Penn State and Minnesota still have a few weeks left in the Big Ten regular-season schedule, so much still has to shake out. Minnesota actually has a better RPI than Penn State, but loses comparisons to teams way down the Pairwise chart such as Minnesota-Duluth, Minnesota State and Bemidji State, thanks to poor head-to-head showings against those teams. That limits how far up Minnesota can go. The Gophers are going to have to win a bunch of games down the stretch and hope for help. Same goes for Penn State, really, as it looks to make the NCAAs for the first time.

If neither makes a move, then the Big Ten will have only one team in the tournament again.

Cornell getting in could mean four ECAC teams in the tournament, which would be another accomplishment for the conference that has two of the last three national champs.

17-18. Miami, Michigan Tech

Miami is currently one game under .500, and wouldn't even be eligible for the NCAAs under those circumstances. Of course, despite a great strength of schedule that's even helping it be possible to be this high, Miami would still need to finish a few games over .500 to even be in the top 14. It's been an up and down year for Miami, that's for sure, but it has some "good wins," that have helped. It has two home games against Colorado College this weekend, so if it takes care of business, it could make a move back up. At one point last weekend, Miami was in the top 14, briefly.

Michigan Tech is on the exact opposite end of the spectrum from Miami, so it's interesting that the two are so close together on the Pairwise chart. Tech has a great won-loss record at 17-8-5, but a not-so-good strength of schedule and a Quality Win Bonus of only .0006, the lowest of any team in the Top 28. By contrast, Miami's QWB is .0056, which is better than all but five teams in the country.

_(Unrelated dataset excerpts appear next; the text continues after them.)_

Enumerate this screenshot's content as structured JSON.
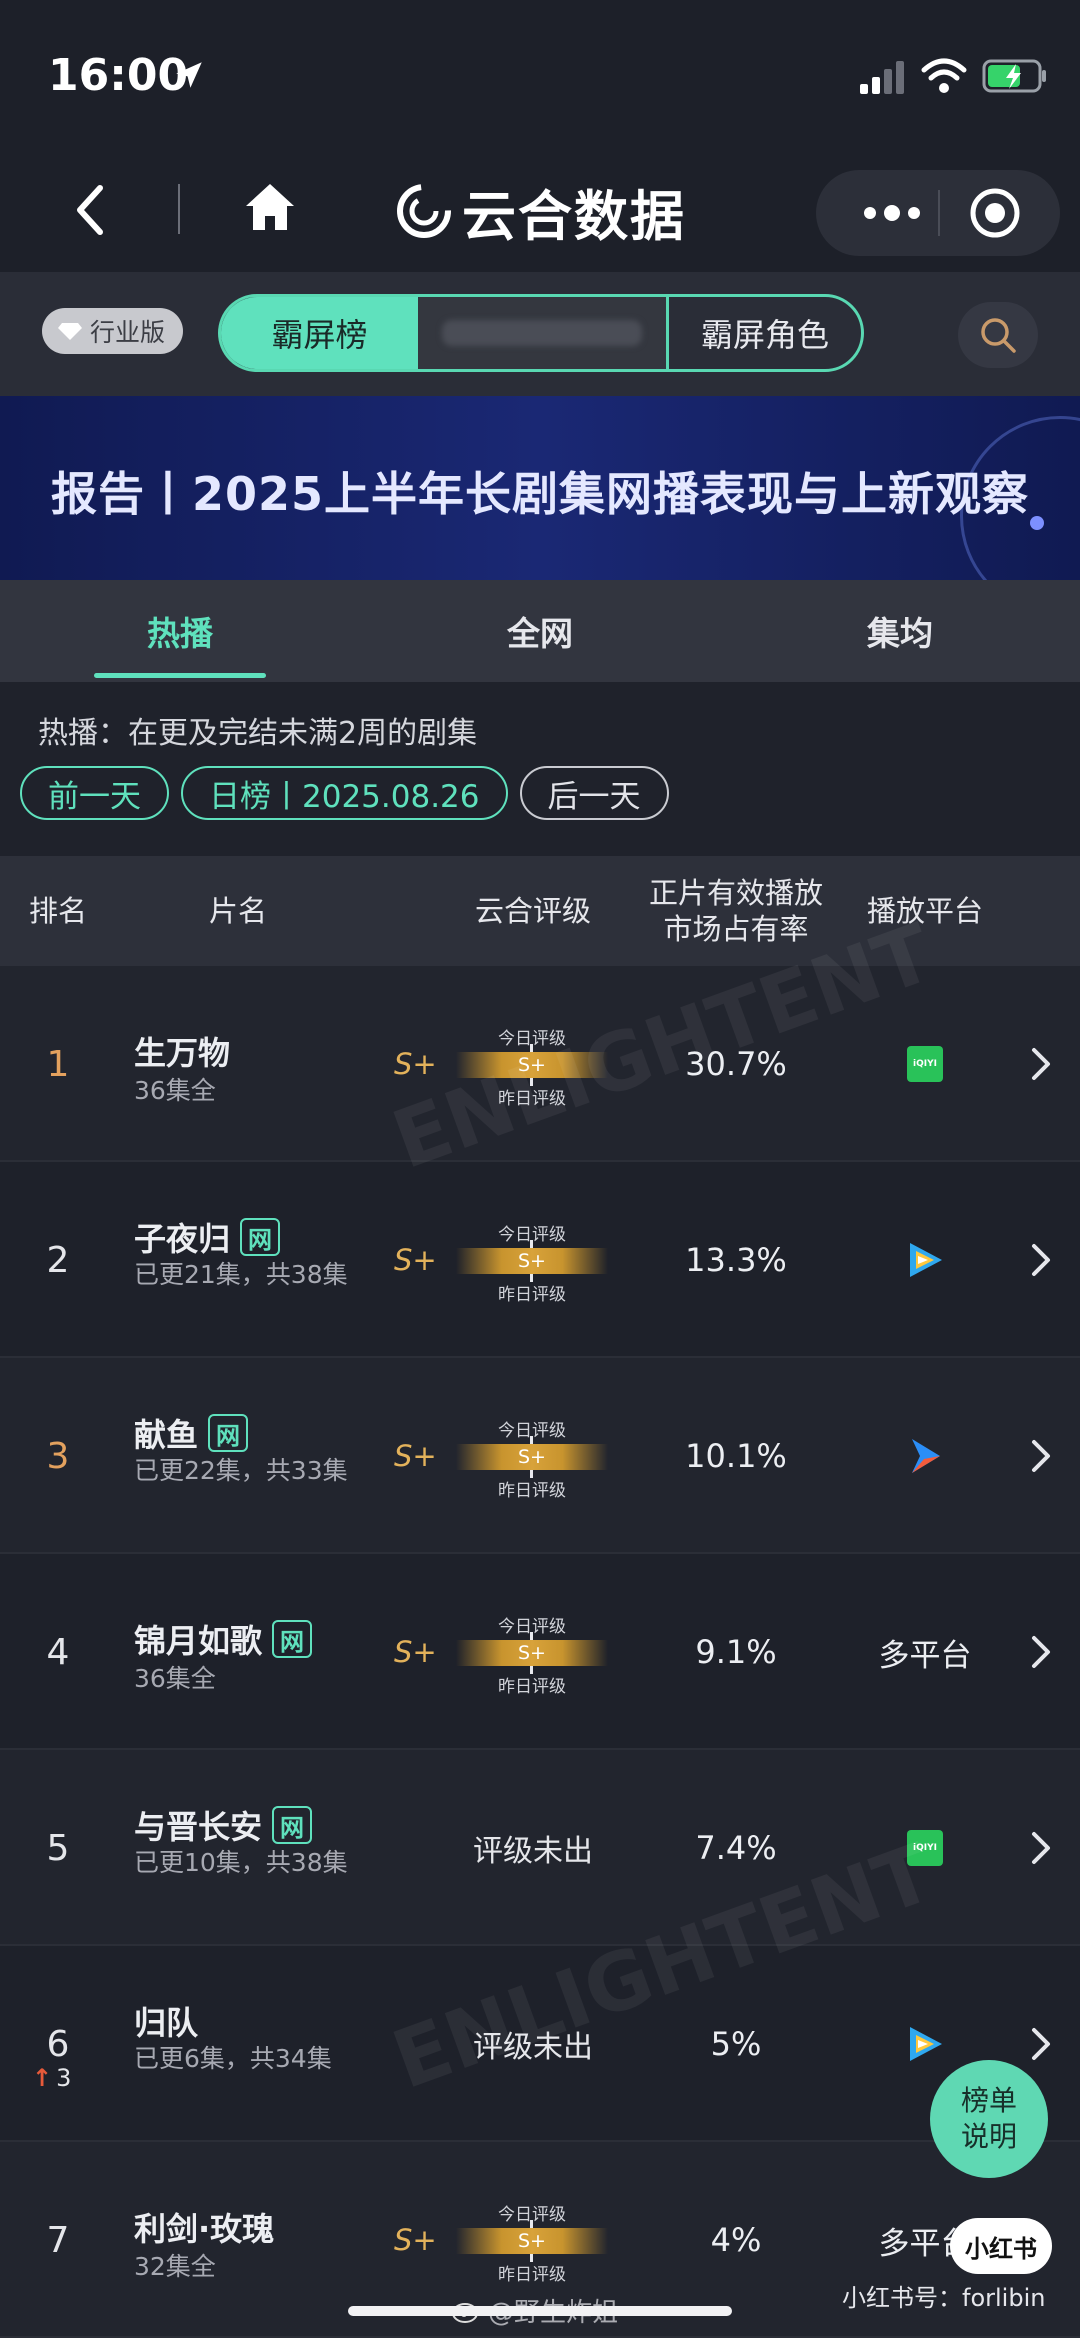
{
  "status_bar": {
    "time": "16:00"
  },
  "nav": {
    "brand": "云合数据"
  },
  "filter": {
    "industry_label": "行业版",
    "segments": [
      "霸屏榜",
      "",
      "霸屏角色"
    ]
  },
  "banner": {
    "title": "报告丨2025上半年长剧集网播表现与上新观察"
  },
  "tabs": [
    {
      "label": "热播",
      "active": true
    },
    {
      "label": "全网",
      "active": false
    },
    {
      "label": "集均",
      "active": false
    }
  ],
  "description": "热播：在更及完结未满2周的剧集",
  "day_switch": {
    "prev": "前一天",
    "current": "日榜丨2025.08.26",
    "next": "后一天"
  },
  "table": {
    "headers": {
      "rank": "排名",
      "title": "片名",
      "rating": "云合评级",
      "share_line1": "正片有效播放",
      "share_line2": "市场占有率",
      "platform": "播放平台"
    },
    "rating_labels": {
      "today": "今日评级",
      "yesterday": "昨日评级"
    },
    "web_badge": "网",
    "rows": [
      {
        "rank": "1",
        "title": "生万物",
        "episodes": "36集全",
        "web": false,
        "rating": "S+",
        "today_level": "S+",
        "no_rating": "",
        "share": "30.7%",
        "platform": "iqiyi",
        "platform_text": "",
        "change": ""
      },
      {
        "rank": "2",
        "title": "子夜归",
        "episodes": "已更21集，共38集",
        "web": true,
        "rating": "S+",
        "today_level": "S+",
        "no_rating": "",
        "share": "13.3%",
        "platform": "tencent",
        "platform_text": "",
        "change": ""
      },
      {
        "rank": "3",
        "title": "献鱼",
        "episodes": "已更22集，共33集",
        "web": true,
        "rating": "S+",
        "today_level": "S+",
        "no_rating": "",
        "share": "10.1%",
        "platform": "youku",
        "platform_text": "",
        "change": ""
      },
      {
        "rank": "4",
        "title": "锦月如歌",
        "episodes": "36集全",
        "web": true,
        "rating": "S+",
        "today_level": "S+",
        "no_rating": "",
        "share": "9.1%",
        "platform": "multi",
        "platform_text": "多平台",
        "change": ""
      },
      {
        "rank": "5",
        "title": "与晋长安",
        "episodes": "已更10集，共38集",
        "web": true,
        "rating": "",
        "today_level": "",
        "no_rating": "评级未出",
        "share": "7.4%",
        "platform": "iqiyi",
        "platform_text": "",
        "change": ""
      },
      {
        "rank": "6",
        "title": "归队",
        "episodes": "已更6集，共34集",
        "web": false,
        "rating": "",
        "today_level": "",
        "no_rating": "评级未出",
        "share": "5%",
        "platform": "tencent",
        "platform_text": "",
        "change": "3"
      },
      {
        "rank": "7",
        "title": "利剑·玫瑰",
        "episodes": "32集全",
        "web": false,
        "rating": "S+",
        "today_level": "S+",
        "no_rating": "",
        "share": "4%",
        "platform": "multi",
        "platform_text": "多平台",
        "change": ""
      }
    ]
  },
  "fab": {
    "line1": "榜单",
    "line2": "说明"
  },
  "overlay": {
    "xhs_badge": "小红书",
    "xhs_id": "小红书号：forlibin",
    "weibo_handle": "@野生炸姐"
  },
  "colors": {
    "accent": "#5fe1bd",
    "gold": "#e3b25b",
    "rank_top": "#e3a15e",
    "banner": "#1a2874"
  }
}
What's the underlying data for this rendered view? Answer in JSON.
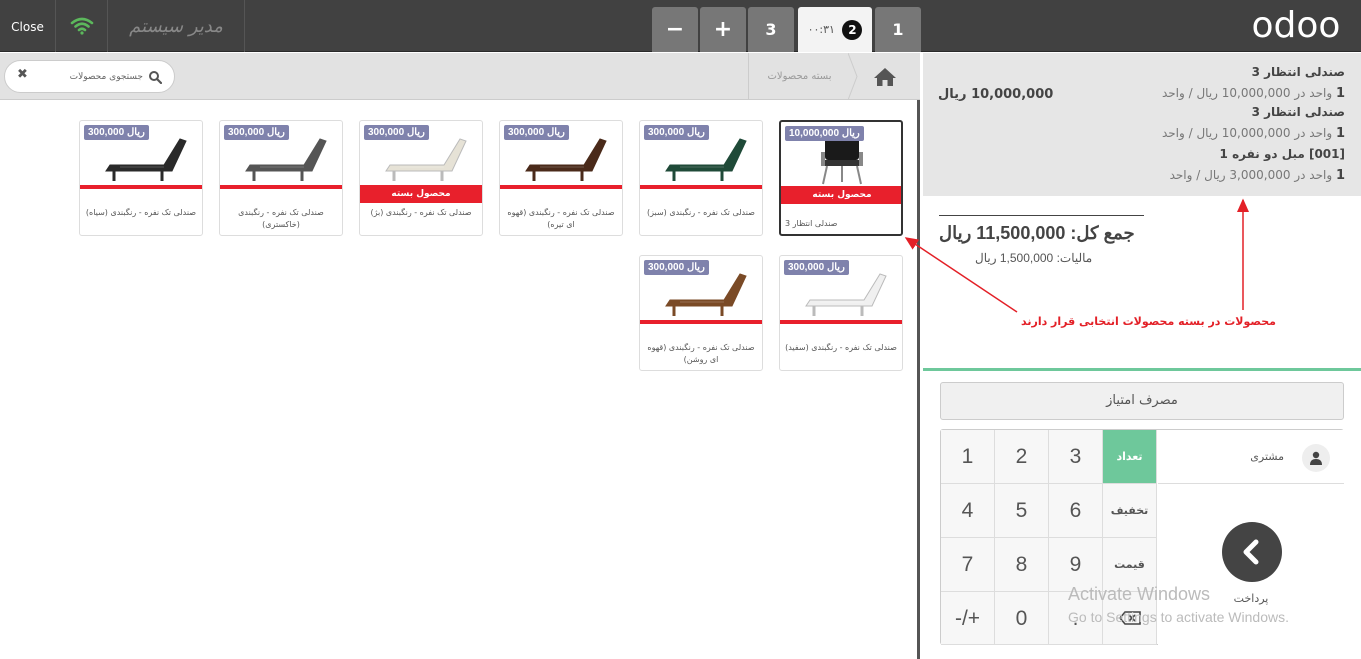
{
  "topbar": {
    "close_label": "Close",
    "cashier_name": "مدیر سیستم",
    "minus_label": "−",
    "plus_label": "+",
    "orders": [
      {
        "label": "3"
      },
      {
        "label": "2",
        "time": "۰۰:۳۱"
      },
      {
        "label": "1"
      }
    ],
    "logo_text": "odoo"
  },
  "breadcrumb": {
    "category": "بسته محصولات"
  },
  "search": {
    "placeholder": "جستجوی محصولات"
  },
  "products": [
    {
      "price": "10,000,000 ریال",
      "name": "صندلی انتظار 3",
      "pack_label": "محصول بسته",
      "color": "#1a1a1a",
      "selected": true
    },
    {
      "price": "300,000 ریال",
      "name": "صندلی تک نفره - رنگبندی (سبز)",
      "pack_label": "",
      "color": "#1f4a38"
    },
    {
      "price": "300,000 ریال",
      "name": "صندلی تک نفره - رنگبندی (قهوه ای تیره)",
      "pack_label": "",
      "color": "#4a2a1a"
    },
    {
      "price": "300,000 ریال",
      "name": "صندلی تک نفره - رنگبندی (بژ)",
      "pack_label": "محصول بسته",
      "color": "#e6e2d6"
    },
    {
      "price": "300,000 ریال",
      "name": "صندلی تک نفره - رنگبندی (خاکستری)",
      "pack_label": "",
      "color": "#555555"
    },
    {
      "price": "300,000 ریال",
      "name": "صندلی تک نفره - رنگبندی (سیاه)",
      "pack_label": "",
      "color": "#2a2a2a"
    },
    {
      "price": "300,000 ریال",
      "name": "صندلی تک نفره - رنگبندی (سفید)",
      "pack_label": "",
      "color": "#f0f0f0"
    },
    {
      "price": "300,000 ریال",
      "name": "صندلی تک نفره - رنگبندی (قهوه ای روشن)",
      "pack_label": "",
      "color": "#7a4a26"
    }
  ],
  "orderlines": [
    {
      "name": "صندلی انتظار 3",
      "qty": "1",
      "info": "واحد در 10,000,000 ریال / واحد",
      "price": "10,000,000 ریال"
    },
    {
      "name": "صندلی انتظار 3",
      "qty": "1",
      "info": "واحد در 10,000,000 ریال / واحد"
    },
    {
      "name": "[001] مبل دو نفره 1",
      "qty": "1",
      "info": "واحد در 3,000,000 ریال / واحد"
    }
  ],
  "summary": {
    "total": "جمع کل: 11,500,000 ریال",
    "tax": "مالیات: 1,500,000 ریال"
  },
  "points_button": "مصرف امتیاز",
  "keypad": {
    "keys": [
      "1",
      "2",
      "3",
      "4",
      "5",
      "6",
      "7",
      "8",
      "9",
      "-/+",
      "0",
      "."
    ],
    "modes": [
      "تعداد",
      "تخفیف",
      "قیمت"
    ],
    "customer": "مشتری",
    "pay": "پرداخت"
  },
  "annotation": "محصولات در بسته محصولات انتخابی قرار دارند",
  "watermark": {
    "title": "Activate Windows",
    "subtitle": "Go to Settings to activate Windows."
  }
}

19-20-21. Rensselaer, St. Lawrence, Dartmouth

At one point, it looked like the ECAC could get five teams in the tournament. But this group, along with Clarkson, Union and even Brown, have been knocking the heck out of each other, making it hard for anyone to on a run. They have all had their hot stretch and their moments, and some good wins, but just not enough of them. If one of these teams does get hot down the stretch, it would probably come at the expense of Cornell (and each other), meaning the ECAC will max out at four possibly, but possibly even just three at this point (and Harvard is still not guaranteed either).

Other teams below here have been hot at times, and are not technically eliminated, but chances are slim. CHN will produce its Pairwise Probability Matrix soon that will give everyone a better idea at the exact odds for all teams.